I’m trying to run a regression with a constraint to set all coefficients greater than zero. To do this, I am utilizing the nls function. However, I am having an error:
"Error in nls(formula = y ~ . – 1, data = X, start = low, lower = low, :
parameters without starting value in ‘data’: ."
I believe everything is correct here, I tried to set a lower and upper bound on all variables, so I am not sure what is wrong.
Attempt 1:
library(magrittr)
X <- data.frame(
x1 = seq(10),
x2 = seq(10),
x3 = seq(10),
x4 = seq(10),
x5 = seq(10),
y = seq(10)
)
low <- dplyr::select(X, -y) %>% names %>% lapply( function(e) 0)
up <- dplyr::select(X, -y) %>% names %>% lapply( function(e) Inf)
names(low) <- dplyr::select(X, -y) %>% names -> names(up)
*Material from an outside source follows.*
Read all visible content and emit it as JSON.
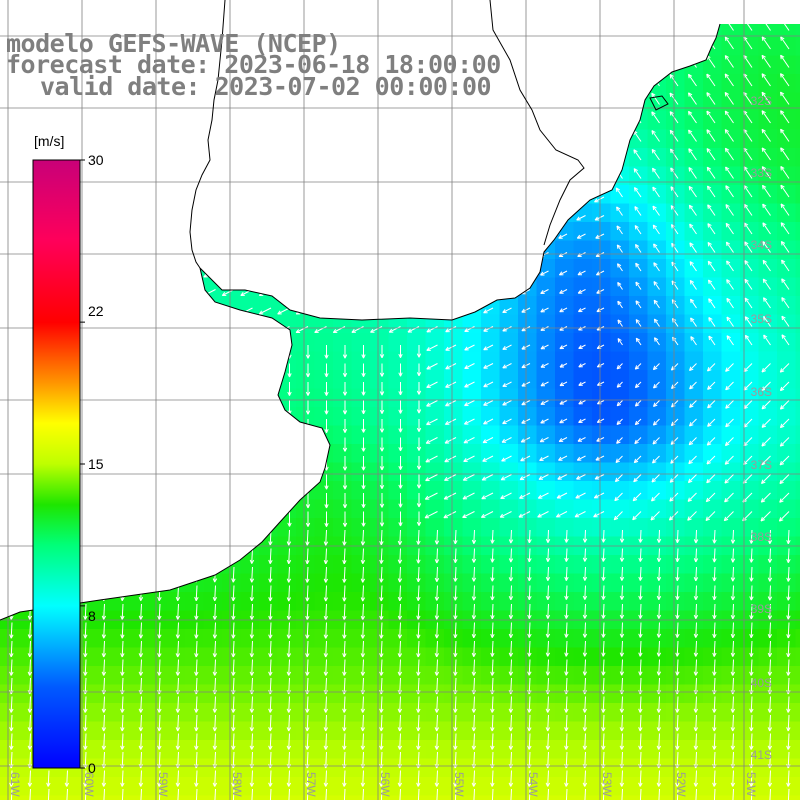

fit1 <- nls(formula = y ~ . -1 , data = X,
start = low,
lower = low,
upper = up,
algorithm = "port"
)
Attempt 2:
Here I try to set the formula manually but then I get a new error:
"Error in qr(.swts * gr) :
dims [product 5] do not match the length of object [10]"
library(magrittr)
X <- data.frame(
x1 = seq(10),
x2 = seq(10),
x3 = seq(10),
x4 = seq(10),
x5 = seq(10),
y = seq(10)
)
n <- X %>% dplyr::select( -y ) %>% names %>% paste0( collapse = " + " )
f <- "y ~ %s -1" %>% sprintf( n ) %>% as.formula
low <- dplyr::select(X, -y) %>% names %>% lapply( function(e) 0)
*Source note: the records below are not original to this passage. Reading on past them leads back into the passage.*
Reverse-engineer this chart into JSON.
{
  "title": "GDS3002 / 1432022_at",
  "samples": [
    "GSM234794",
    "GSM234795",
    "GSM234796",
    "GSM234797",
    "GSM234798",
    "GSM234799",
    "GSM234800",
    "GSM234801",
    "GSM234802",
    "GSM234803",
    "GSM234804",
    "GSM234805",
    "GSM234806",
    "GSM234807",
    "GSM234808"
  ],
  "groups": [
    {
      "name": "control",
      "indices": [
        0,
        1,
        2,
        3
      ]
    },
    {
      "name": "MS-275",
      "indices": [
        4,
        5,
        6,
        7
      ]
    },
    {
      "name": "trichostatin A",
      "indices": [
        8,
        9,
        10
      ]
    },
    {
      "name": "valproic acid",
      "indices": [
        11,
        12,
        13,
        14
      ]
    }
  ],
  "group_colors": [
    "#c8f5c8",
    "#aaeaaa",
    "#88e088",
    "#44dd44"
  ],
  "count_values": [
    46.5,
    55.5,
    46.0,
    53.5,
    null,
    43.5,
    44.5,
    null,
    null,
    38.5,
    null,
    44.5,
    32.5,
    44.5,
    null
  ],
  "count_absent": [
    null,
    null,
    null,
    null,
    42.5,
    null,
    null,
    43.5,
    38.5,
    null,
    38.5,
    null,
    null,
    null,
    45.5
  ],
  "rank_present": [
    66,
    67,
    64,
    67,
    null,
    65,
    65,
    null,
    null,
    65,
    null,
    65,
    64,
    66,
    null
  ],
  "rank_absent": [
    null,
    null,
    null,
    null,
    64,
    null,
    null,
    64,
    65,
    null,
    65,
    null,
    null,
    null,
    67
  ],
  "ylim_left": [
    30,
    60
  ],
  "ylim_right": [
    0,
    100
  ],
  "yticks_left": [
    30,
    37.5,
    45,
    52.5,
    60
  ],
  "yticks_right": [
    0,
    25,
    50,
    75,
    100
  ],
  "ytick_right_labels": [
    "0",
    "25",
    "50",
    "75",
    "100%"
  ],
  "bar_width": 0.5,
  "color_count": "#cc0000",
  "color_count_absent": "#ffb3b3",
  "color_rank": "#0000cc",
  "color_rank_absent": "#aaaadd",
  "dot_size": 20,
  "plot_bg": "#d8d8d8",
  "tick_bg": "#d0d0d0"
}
up <- dplyr::select(X, -y) %>% names %>% lapply( function(e) Inf)
names(low) <- dplyr::select(X, -y) %>% names -> names(up)
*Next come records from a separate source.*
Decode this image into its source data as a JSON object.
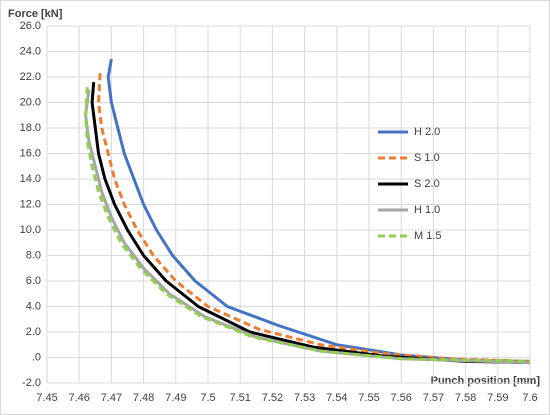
{
  "chart_data": {
    "type": "line",
    "y_label": "Force [kN]",
    "x_label": "Punch position [mm]",
    "xlim": [
      7.45,
      7.6
    ],
    "xticks": [
      7.45,
      7.46,
      7.47,
      7.48,
      7.49,
      7.5,
      7.51,
      7.52,
      7.53,
      7.54,
      7.55,
      7.56,
      7.57,
      7.58,
      7.59,
      7.6
    ],
    "ylim": [
      -2,
      26
    ],
    "yticks": [
      {
        "value": -2,
        "label": "-2.0"
      },
      {
        "value": 0,
        "label": ".0"
      },
      {
        "value": 2,
        "label": "2.0"
      },
      {
        "value": 4,
        "label": "4.0"
      },
      {
        "value": 6,
        "label": "6.0"
      },
      {
        "value": 8,
        "label": "8.0"
      },
      {
        "value": 10,
        "label": "10.0"
      },
      {
        "value": 12,
        "label": "12.0"
      },
      {
        "value": 14,
        "label": "14.0"
      },
      {
        "value": 16,
        "label": "16.0"
      },
      {
        "value": 18,
        "label": "18.0"
      },
      {
        "value": 20,
        "label": "20.0"
      },
      {
        "value": 22,
        "label": "22.0"
      },
      {
        "value": 24,
        "label": "24.0"
      },
      {
        "value": 26,
        "label": "26.0"
      }
    ],
    "grid": true,
    "legend": "right",
    "series": [
      {
        "name": "H 2.0",
        "color": "#4472c4",
        "dashed": false,
        "x": [
          7.47,
          7.469,
          7.47,
          7.472,
          7.474,
          7.477,
          7.48,
          7.484,
          7.489,
          7.496,
          7.506,
          7.522,
          7.54,
          7.56,
          7.58,
          7.6
        ],
        "values": [
          23.4,
          22,
          20,
          18,
          16,
          14,
          12,
          10,
          8,
          6,
          4,
          2.5,
          1,
          0.2,
          -0.2,
          -0.3
        ]
      },
      {
        "name": "S 1.0",
        "color": "#ed7d31",
        "dashed": true,
        "x": [
          7.4665,
          7.466,
          7.467,
          7.469,
          7.471,
          7.474,
          7.478,
          7.483,
          7.49,
          7.5,
          7.516,
          7.535,
          7.555,
          7.575,
          7.6
        ],
        "values": [
          22.3,
          20,
          18,
          16,
          14,
          12,
          10,
          8,
          6,
          4,
          2.2,
          1,
          0.3,
          -0.1,
          -0.3
        ]
      },
      {
        "name": "S 2.0",
        "color": "#000000",
        "dashed": false,
        "x": [
          7.4645,
          7.464,
          7.465,
          7.466,
          7.468,
          7.471,
          7.475,
          7.48,
          7.487,
          7.497,
          7.513,
          7.533,
          7.555,
          7.58,
          7.6
        ],
        "values": [
          21.6,
          20,
          18,
          16,
          14,
          12,
          10,
          8,
          6,
          4,
          2,
          0.8,
          0.1,
          -0.3,
          -0.4
        ]
      },
      {
        "name": "H 1.0",
        "color": "#a5a5a5",
        "dashed": false,
        "x": [
          7.463,
          7.462,
          7.463,
          7.465,
          7.467,
          7.47,
          7.474,
          7.48,
          7.488,
          7.499,
          7.515,
          7.535,
          7.56,
          7.6
        ],
        "values": [
          21.0,
          19,
          17,
          15,
          13,
          11,
          9,
          7,
          5,
          3.2,
          1.6,
          0.5,
          -0.1,
          -0.4
        ]
      },
      {
        "name": "M 1.5",
        "color": "#92d050",
        "dashed": true,
        "x": [
          7.4625,
          7.462,
          7.4625,
          7.464,
          7.466,
          7.469,
          7.473,
          7.479,
          7.487,
          7.498,
          7.514,
          7.535,
          7.56,
          7.6
        ],
        "values": [
          21.2,
          19,
          17,
          15,
          13,
          11,
          9,
          7,
          5,
          3.2,
          1.6,
          0.5,
          -0.1,
          -0.3
        ]
      }
    ]
  }
}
fit1 <- nls(formula = f , data = X,
start = low,
lower = low,
upper = up,
algorithm = "port"
)
How can I fix this? Thanks!
>Solution :
1) There are several problems here:
- nls does not use the same formula notation as lm. Have fixed below.
- the example does not have identifiable parameters, i.e. they are not unique so the calculation will fail. Below we change the example.
- although 0 starting values seem to work here in general numeric optimization with constraints tends to work better if the starting values are in the interior of the feasible region.
Using the above we have
set.seed(123)
X <- data.frame(
x1 = rnorm(10),
x2 = rnorm(10),
x3 = rnorm(10),
x4 = rnorm(10),
x5 = rnorm(10),
y = rnorm(10)
)
fo <- y ~ b1 * x1 + b2 * x2 + b3 * x3 + b4 * x4 + b5 * x5
st <- c(b1 = 1, b2 = 1, b3 = 1, b4 = 1, b5 = 1)
nls(fo, X, start = st, lower = numeric(5), algorithm = "port")
giving:
Nonlinear regression model
model: y ~ b1 * x1 + b2 * x2 + b3 * x3 + b4 * x4 + b5 * x5
data: X
b1 b2 b3 b4 b5
0.0000 0.1222 0.0000 0.2338 0.1457
residual sum-of-squares: 6.477
Algorithm "port", convergence message: relative convergence (4)
2) The nnls (non-negative least squares) package can do this directly. We use X defined in (1).
nnls(as.matrix(X[-6]), X$y)
giving the following
Nonnegative least squares model
x estimates: 0 0.1221646 0 0.2337857 0.1457373
residual sum-of-squares: 6.477
reason terminated: The solution has been computed sucessfully.